Astronom terkemuka Indonesia itu menambahkan, rasi bintang terang pun banyak yang tak tampak lagi. "Hanya beberapa bintang yang sangat terang, seperti Antares di rasi Kalanjengking (Scorpio) dan Betelgeuse di rasi Orion, serta beberapa planet terang seperti Venus dan Jupiter, yang masih terlihat di beberapa kota," kata dia.

Untuk mengembalikan keindahan langit malam bertabur bintang dalam hidup kita, Thomas menambahkan, perlu ada sebuah gerakan. 

Ia dan Lapan menggagas kampanye langit gelap untuk kembali menikmati indahnya malam bertabur bintang.

Ada dua gagasan untuk mewujudkannya. Pertama, mengadakan kegiatan tahunan "Malam Langit Gelap" setiap 6 Agustus, yang bertepatan dengan Hari Keantariksaan.

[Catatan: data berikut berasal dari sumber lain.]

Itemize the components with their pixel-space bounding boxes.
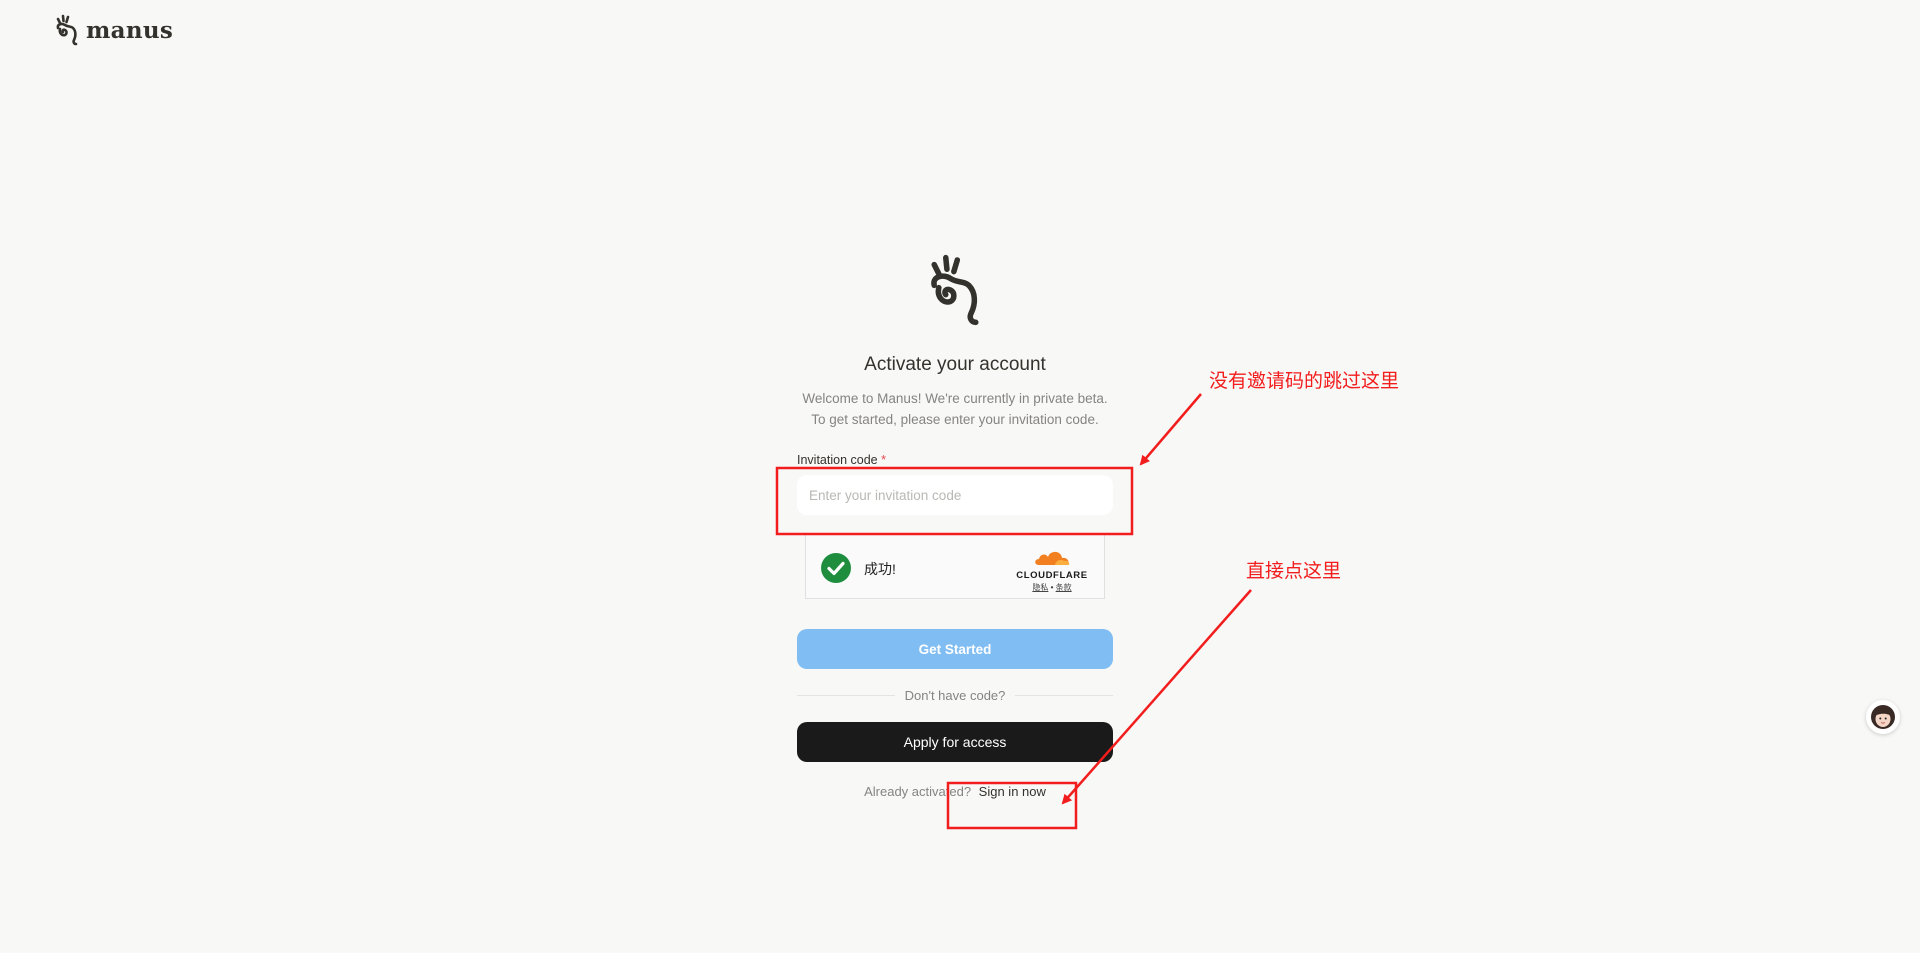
signin-row: Already activated? Sign in now — [797, 784, 1113, 799]
annotation-note-skip: 没有邀请码的跳过这里 — [1209, 370, 1400, 392]
divider-line-right — [1015, 695, 1113, 696]
divider-line-left — [797, 695, 895, 696]
page-title: Activate your account — [864, 354, 1046, 375]
brand-name: manus — [86, 16, 174, 44]
manus-hand-icon — [56, 14, 78, 46]
signin-prompt: Already activated? — [864, 784, 972, 799]
avatar-face-icon — [1871, 705, 1895, 729]
privacy-link[interactable]: 隐私 — [1032, 583, 1048, 592]
no-code-divider: Don't have code? — [797, 688, 1113, 703]
get-started-button[interactable]: Get Started — [797, 629, 1113, 669]
cloudflare-wordmark: CLOUDFLARE — [1016, 570, 1088, 581]
invitation-code-input[interactable] — [797, 475, 1113, 515]
invitation-code-label-text: Invitation code — [797, 453, 878, 467]
cloudflare-captcha[interactable]: 成功! CLOUDFLARE 隐私 • 条款 — [805, 534, 1105, 599]
terms-link[interactable]: 条款 — [1056, 583, 1072, 592]
annotation-arrow-skip — [1139, 393, 1202, 466]
support-avatar[interactable] — [1866, 700, 1900, 734]
manus-hand-icon — [931, 254, 979, 326]
apply-for-access-button[interactable]: Apply for access — [797, 722, 1113, 762]
cloudflare-cloud-icon — [1035, 551, 1070, 565]
sign-in-link[interactable]: Sign in now — [979, 784, 1046, 799]
divider-text: Don't have code? — [904, 688, 1006, 703]
invitation-code-label: Invitation code * — [797, 453, 1113, 467]
required-mark: * — [881, 453, 886, 467]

Pemilihan tanggal 6 Agustus selain memperingati Hari Keantariksaan, juga terkait dengan musim kemarau pada bulan Agustus, sehingga berpeluang besar untuk mengamati langit yang cerah bertabur bintang kalau gangguan polusi cahaya diminimalkan.

"Caranya, pada malam itu semua lampu di luar ruangan, sedapat mungkin termasuk lampu jalan dimatikan. Cukup satu jam saja, pukul 20.00–21.00. Saat itu ketika langit mulai gelap total (karena matahari sudah jauh terbenam dan cahaya senja sudah menghilang) dan aktivitas di luar ruangan mulai berkurang, kita matikan semua lampu luar," ucap Thomas melalui tulisan di blog-nya.

Ilustrasi Andromeda dan Galaksi Bima Sakti di langit malam (NASA)

"Kita bersama-sama keluar ruangan untuk menyaksikan langit. Kalau kita berhasil meminimalisasi polusi cahaya selama satu jam, kita bisa melihat Galaksi Bima Saksi dengan ratusan miliar bintang membentang dari Utara ke Selatan," imbuh Kepala Lapan itu.

Selain itu, Thomas juga menuturkan bahwa bisa juga dilihat rasi Angsa (Cygnus) di langit Utara dengan Segitiga Musim Panas (Summer Triangle), tiga bintang terang di sekitar rasi Angsa: Vega, Deneb, dan Altair. Di langit Selatan pun terlihat rasi Layang-Layang atau Salib Selatan (Crux), yang sering digunakan sebagai penunjuk arah Selatan.

"Hampir di atas kepala kita saksikan rasi Kalajengking (Scorpio) dengan bintang terang Antares. Mematikan lampu luar selama satu jam, juga sekaligus mengkampanyekan hemat energi seperti Earth Hour," jelas Thomas.

Membuat Kawasan Bebas Polusi

Gagasan kedua, menurut Thomas, bisa menjadikan daerah tertentu sebagai kawasan bebas polusi cahaya yang biasa disebut Taman Langit Gelap (Dark Sky Park).

Lapan mengusulkan kawasan sekitar Observatorium Nasional yang akan dibangun di Kupang sebagai kawasan Taman Langit Gelap.

"Beberapa kawasan di Nusa Tenggara Timur sangat potensial, untuk dijadikan Taman Langit Gelap," ujar pria lulusan Kyoto University itu.

Kondisi cuaca yang kering, memungkinkan jumlah malam cerah paling banyak. Kawasan seperti ini bisa menjadi daya tarik turis untuk wisata astronomi yang menarik.

"Apalagi Indonesia yang berada di wilayah ekuator, memungkinkan kita mengamati langit Utara dan langit Selatan. Di Amerika, Jepang, dan Eropa pengamat astronomi lebih banyak mengamati langit Utara," papar dia.

Sejauh ini pengamat di Australia lebih banyak mengamati langit Selatan. Di Indonesia, kata Thomas, kita bisa menikmati bintang-bintang di langit Utara dan Selatan lebih leluasa.

Di kawasan Taman Langit Gelap, penggunaan lampu sangat dibatasi, hanya boleh untuk di dalam ruangan yang tidak memancar ke luar.